In quello che molti considerano per il turismo una sorta di “anno zero”, tra le voci in emergenza che attendono una normalizzazione c’è il lavoro: dal deficit di oltre 300mila addetti stimati nella stagione estiva 2022 a un fabbisogno di qualifiche professionali che potrebbero trasformarsi in preziose opportunità, sia per i giovani che per i cosiddetti “fuoriusciti in attesa di reintegro”, ovvero lavoratori del turismo, tra i 40 e i 55 anni, che la pandemia ha reso disoccupati ma che rappresentano un patrimonio professionale da recuperare.
E se oggi il comparto vanta 2,6 milioni di addetti (tra diretti e indiretti), pari a un’incidenza dell’11,6% sull’occupazione nazionale, ci sono davvero margini per un pronto riscatto professionale dell’intera filiera? E come? Per Francesco Mongiello, fondatore di formazioneturismo.com e del portale lavorareturismo.it, «negli ultimi tempi è notevolmente cresciuta la domanda di profili professionali specializzati nel digital. Il trend sarà confermato per l’anno in corso. Sempre più richiesti gli esperti di web e social media marketing o di social media management. Anche le aziende di più modeste dimensioni si stanno rendendo conto che l’improvvisazione non paga: per avere maggiore visibilità (e profitti) è necessario affidarsi a veri professionisti. Anche i revenue manager si stanno facendo largo: le loro strategie permettono di incrementare i margini di guadagno. Stesso discorso per le figure “classiche”, anche e soprattutto quelle del settore hospitality. A patto che si aggiornino e si adeguino all’era del check in online. Anche il receptionist sarà richiesto nel 2023».
Ma è opportuno, ribadisce, «stare al passo con i tempi. Non è complicato: formazione a parte, ci sono app e software che possono aiutare il personale, semplificando e velocizzando il lavoro. Inoltre i corsi di coaching cominciano a suscitare interesse: si è compreso che un collaboratore motivato può dare molto di più. A proposito di formazione, mi vengono in mente nuovi corsi dedicati alla gestione delle crisi e alla sicurezza in generale.
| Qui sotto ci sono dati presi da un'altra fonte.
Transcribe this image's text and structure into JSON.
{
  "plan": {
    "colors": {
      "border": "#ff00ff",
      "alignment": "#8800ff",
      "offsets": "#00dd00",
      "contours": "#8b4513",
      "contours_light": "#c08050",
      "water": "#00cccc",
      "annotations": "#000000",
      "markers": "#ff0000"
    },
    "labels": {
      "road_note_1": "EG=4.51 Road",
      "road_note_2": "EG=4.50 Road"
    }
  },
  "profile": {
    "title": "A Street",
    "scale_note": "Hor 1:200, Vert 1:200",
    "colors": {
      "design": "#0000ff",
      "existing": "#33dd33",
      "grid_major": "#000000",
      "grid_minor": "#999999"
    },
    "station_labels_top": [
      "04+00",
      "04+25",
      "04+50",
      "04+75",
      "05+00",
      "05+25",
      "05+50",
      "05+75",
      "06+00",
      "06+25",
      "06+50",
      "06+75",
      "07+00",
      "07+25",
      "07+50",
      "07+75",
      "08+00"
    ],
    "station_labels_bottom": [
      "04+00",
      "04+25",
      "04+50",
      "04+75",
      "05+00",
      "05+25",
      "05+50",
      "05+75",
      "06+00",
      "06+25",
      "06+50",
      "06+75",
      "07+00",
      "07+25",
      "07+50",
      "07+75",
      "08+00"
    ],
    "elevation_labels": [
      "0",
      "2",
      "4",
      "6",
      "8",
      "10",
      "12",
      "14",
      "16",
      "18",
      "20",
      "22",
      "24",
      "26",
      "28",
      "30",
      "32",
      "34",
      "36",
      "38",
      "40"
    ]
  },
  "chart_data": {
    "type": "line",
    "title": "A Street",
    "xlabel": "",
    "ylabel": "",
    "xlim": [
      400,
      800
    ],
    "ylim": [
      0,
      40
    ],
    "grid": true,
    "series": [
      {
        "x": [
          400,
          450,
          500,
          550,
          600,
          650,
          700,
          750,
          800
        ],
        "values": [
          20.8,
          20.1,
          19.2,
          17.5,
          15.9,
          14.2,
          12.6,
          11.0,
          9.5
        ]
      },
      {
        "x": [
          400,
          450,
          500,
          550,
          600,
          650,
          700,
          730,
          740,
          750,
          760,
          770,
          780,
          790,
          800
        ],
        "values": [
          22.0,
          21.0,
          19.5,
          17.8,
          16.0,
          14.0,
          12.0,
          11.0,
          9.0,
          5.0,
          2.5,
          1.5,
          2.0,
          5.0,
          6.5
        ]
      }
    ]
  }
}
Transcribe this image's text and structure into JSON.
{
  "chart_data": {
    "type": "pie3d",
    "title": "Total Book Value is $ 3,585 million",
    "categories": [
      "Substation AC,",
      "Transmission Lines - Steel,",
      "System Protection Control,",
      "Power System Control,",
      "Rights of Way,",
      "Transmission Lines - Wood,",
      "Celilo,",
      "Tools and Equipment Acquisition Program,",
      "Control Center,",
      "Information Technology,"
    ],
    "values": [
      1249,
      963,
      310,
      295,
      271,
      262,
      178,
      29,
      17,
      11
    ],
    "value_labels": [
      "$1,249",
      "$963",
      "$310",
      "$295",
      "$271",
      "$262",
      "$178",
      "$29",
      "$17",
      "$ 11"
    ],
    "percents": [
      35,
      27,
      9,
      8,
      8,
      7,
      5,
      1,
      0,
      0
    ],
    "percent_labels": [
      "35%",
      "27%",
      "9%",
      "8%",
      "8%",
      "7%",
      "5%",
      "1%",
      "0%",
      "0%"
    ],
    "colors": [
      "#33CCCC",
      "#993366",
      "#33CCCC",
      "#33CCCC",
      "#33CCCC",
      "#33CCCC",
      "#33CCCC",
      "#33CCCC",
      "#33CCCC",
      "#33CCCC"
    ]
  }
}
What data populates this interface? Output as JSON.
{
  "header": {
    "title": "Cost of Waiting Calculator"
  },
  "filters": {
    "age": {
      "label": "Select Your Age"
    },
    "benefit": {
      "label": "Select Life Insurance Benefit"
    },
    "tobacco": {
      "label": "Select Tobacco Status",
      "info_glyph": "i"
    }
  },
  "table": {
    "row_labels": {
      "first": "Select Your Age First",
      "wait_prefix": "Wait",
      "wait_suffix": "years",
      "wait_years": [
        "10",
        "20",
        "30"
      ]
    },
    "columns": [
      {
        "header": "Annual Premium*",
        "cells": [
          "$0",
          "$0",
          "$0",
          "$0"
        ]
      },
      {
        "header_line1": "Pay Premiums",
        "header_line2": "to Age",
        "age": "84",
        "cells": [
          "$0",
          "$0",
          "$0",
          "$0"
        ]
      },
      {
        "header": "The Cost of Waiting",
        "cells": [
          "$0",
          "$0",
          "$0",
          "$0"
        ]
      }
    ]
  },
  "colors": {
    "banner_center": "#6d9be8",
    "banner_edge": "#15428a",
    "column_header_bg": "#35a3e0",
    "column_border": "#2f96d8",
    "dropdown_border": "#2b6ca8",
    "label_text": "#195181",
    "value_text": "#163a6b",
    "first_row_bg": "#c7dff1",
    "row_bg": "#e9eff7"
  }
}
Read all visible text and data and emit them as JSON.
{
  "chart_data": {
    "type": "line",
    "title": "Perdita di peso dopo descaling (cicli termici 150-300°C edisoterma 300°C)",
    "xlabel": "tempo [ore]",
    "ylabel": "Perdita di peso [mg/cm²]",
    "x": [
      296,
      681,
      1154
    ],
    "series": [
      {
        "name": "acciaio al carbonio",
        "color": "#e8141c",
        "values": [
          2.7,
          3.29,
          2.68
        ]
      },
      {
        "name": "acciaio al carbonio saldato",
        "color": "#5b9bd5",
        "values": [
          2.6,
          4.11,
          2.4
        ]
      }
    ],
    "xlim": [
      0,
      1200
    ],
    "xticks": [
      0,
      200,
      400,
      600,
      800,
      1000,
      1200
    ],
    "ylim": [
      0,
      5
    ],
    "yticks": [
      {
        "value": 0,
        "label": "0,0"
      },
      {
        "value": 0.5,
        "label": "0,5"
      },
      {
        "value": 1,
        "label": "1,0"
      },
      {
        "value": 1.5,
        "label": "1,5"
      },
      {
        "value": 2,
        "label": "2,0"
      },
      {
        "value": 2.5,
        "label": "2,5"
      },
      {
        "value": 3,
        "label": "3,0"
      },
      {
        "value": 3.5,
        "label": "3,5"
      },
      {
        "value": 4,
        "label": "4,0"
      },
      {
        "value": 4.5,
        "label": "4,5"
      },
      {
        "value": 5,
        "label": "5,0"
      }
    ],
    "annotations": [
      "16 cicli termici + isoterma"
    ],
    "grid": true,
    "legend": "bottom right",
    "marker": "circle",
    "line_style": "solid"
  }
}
Sul fronte travel avranno un peso rilevante i manager esperti di turismo sostenibile e destination management. Mentre la vendita dei viaggi continuerà a spostarsi verso l’online: consulenti di viaggi, travel organizer o travel designer saranno sempre più richiesti. In crescita anche i travel influencer. Così come i manager specializzati in turismo enogastronomico e gli housekeeper manager».
Domanda diversificata, dunque, ma c’è il tema caldo delle retribuzioni: «È una nota dolente – osserva – e il turismo rischia di ritrovarsi in pesante affanno: le paghe sono sempre più basse e la qualità ne risente. Chi è specializzato si rifiuta, giustamente, di accettare cifre che si darebbero a un apprendista. I contratti a tempo indeterminato stanno diventando mosche bianche. Nella migliore delle ipotesi si punta sui contratti a tempo determinato per il lavoro stagionale. Ma vanno per la maggiore contratti a progetto, a chiamata o intermittenza. O, ancora, i contratti di collaborazione o a partita Iva. Tuttavia non si possono demonizzare i datori di lavoro. Anche lo Stato dovrebbe metterci del proprio, favorendo le assunzioni con contratti meno onerosi». C’è poi la sfida della formazione e qui il Mitur ha già disposto risorse ad hoc per realizzare una Scuola di Alta Formazione. Magari basterebbe riqualificare, sia nell’hardware che nel software, le tante scuole esistenti.